Mandatory Volunteerism
Jude Wanniski
April 28, 1997

 

Memo To: General Colin Powell
From: Jude Wanniski
Re: 'Mandatory Volunteerism'

Congratulations on your President's Day 'Summit on Volunteerism' over the weekend in Philadelphia. If Americans have time left over after 1) working two jobs to make ends meet and 2) spending time with their spouses and children and 3) tending to problems that arise in the extended family of grandparents, uncles, aunts, nieces and nephews, they should by all means find a way to volunteer that surplus time and energy to their communities.

I'm afraid I can't agree with you, though, that the government should make it mandatory that high school students "volunteer" several hundred hours of their time in order to receive a diploma. My preference would be that the government make it mandatory that high school students know how to read and write and do long division before they receive their diplomas. Any surplus time students have after dealing with their studies should be left available to them to earn some money to get a head start toward college or toward life. Now that the government has made it mandatory that employers pay a higher minimum wage for work in the private sector, it makes little sense for government to make it mandatory that young adults work for free, for work considered desirable by government.

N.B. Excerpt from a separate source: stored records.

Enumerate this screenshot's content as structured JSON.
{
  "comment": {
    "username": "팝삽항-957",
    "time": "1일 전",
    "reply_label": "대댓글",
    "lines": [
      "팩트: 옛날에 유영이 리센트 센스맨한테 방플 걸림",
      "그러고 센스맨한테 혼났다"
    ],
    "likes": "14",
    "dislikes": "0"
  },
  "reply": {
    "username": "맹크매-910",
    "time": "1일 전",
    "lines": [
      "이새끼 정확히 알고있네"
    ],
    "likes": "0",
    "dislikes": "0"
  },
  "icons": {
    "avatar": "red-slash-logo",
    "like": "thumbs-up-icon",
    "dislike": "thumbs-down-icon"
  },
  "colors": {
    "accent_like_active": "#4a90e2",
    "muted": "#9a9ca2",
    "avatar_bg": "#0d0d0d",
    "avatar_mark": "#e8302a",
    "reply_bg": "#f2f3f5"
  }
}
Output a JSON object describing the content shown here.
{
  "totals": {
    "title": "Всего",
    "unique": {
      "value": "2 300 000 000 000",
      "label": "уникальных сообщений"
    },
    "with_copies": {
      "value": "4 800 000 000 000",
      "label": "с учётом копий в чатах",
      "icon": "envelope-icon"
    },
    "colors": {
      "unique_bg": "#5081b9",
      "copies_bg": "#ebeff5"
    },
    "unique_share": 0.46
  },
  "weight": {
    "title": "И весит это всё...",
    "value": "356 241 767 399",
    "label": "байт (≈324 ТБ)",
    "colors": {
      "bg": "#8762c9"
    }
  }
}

As you contemplate the contributions you will be able to make to your country in the years ahead, General Powell, I suggest you not jump into activities that have small or negative returns on your investment of time and energy. Remember always that the road to hell is paved with good intentions. Most of the recent social pathologies we find in the black community can easily be traced to the good intentions of Presidents Ford, Carter, Bush and Clinton. We would not need "mentoring" of single-parent children if they had two parents. The destruction of the American family, black and white, during the past 30 years, was obviously the result of our do-good welfare programs that offered free clothing, shelter, food, health care and beer to a single-parent family. Senator Daniel Patrick Moynihan predicted all this 30 years ago, but his teary-eyed, compassionate colleagues in Congress paid no attention. At the same time the tax increases of Presidents Ford, Carter, Bush and Clinton, enacted with the help of Senator Moynihan, were making it impossible for after-tax wages to keep pace with the prices faced by a two-parent family.

When you scratch your head in wonderment that so many conservatives were critical of your Summit, bear in mind their frustration in seeing you coming out of retirement to ask us all to pick up a pooper-scooper in following the parade of these four Presidents. Senator Moynihan, by the way, was on "Fox Sunday Morning "with Tony Snow yesterday. When asked what he thought about boosting volunteerism, he answered wryly that since the Government has run out of revenues for its do-good programs, it might as well ask for free volunteers.